The transformation to fatherhood from the freedom of male youth is a shock to the ego. Teenage boys don't spend their time seeking out cousins and young aunts with babies so they can hold them, feed them and change them. They're skills that just are not inherent in a young man. They've been told most of their lives, in fact, to make sure they don't have kids until the right time comes. Why should they spend their time coddling and cooing a baby, when there are video games to play, sports to watch, beer to drink and women to chase (sometimes all at the same time)? During the teens and early twenties, babies are simply not on the radar screen.
Yet, the change occurs, sometimes subconsciously. Lewis refers to a movie in which there is an abduction scene, a child stolen from a public pool. Three years previously, to him, it would simply have been a plot twist. Now, with a youngster at home, the thought puts his gut into a twist. He's right. I read a story today about a man in South Carolina arrested on the disappearance of his two-year-old, and it turned my stomach.

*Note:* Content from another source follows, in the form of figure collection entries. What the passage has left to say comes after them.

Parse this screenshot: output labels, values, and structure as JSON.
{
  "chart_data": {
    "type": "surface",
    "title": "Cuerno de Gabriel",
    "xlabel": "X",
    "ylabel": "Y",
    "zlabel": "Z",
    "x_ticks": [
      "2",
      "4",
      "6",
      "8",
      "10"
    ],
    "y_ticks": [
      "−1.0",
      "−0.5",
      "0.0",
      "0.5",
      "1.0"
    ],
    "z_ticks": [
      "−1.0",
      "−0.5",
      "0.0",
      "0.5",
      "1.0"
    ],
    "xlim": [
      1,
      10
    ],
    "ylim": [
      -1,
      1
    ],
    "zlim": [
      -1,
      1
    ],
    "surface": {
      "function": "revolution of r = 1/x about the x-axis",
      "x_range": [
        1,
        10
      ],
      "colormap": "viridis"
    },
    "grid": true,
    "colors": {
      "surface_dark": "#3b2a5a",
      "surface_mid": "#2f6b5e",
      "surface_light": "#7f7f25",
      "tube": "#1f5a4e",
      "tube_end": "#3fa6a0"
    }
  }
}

The growth starts there. A father is a juggler, tryng to keep everybody happy at all times. Lewis doesn't even get into extended families and holidays, and he has no need to. Doing his share of the parenting of three children while attempting to maintain a career as a writer is enough to fill a book. There are hospital visits for all involved, children to soothe in the face of loss of attention from a parent during the birth of a new sibling, overnight camping trips, lack of sleep and more.
If this book is a guide, as the title states, then perhaps the main lesson to be learned is to approach it all with humor, or, at least, to know that what you go through as a new father will be laughed at later on. Hopefully by you.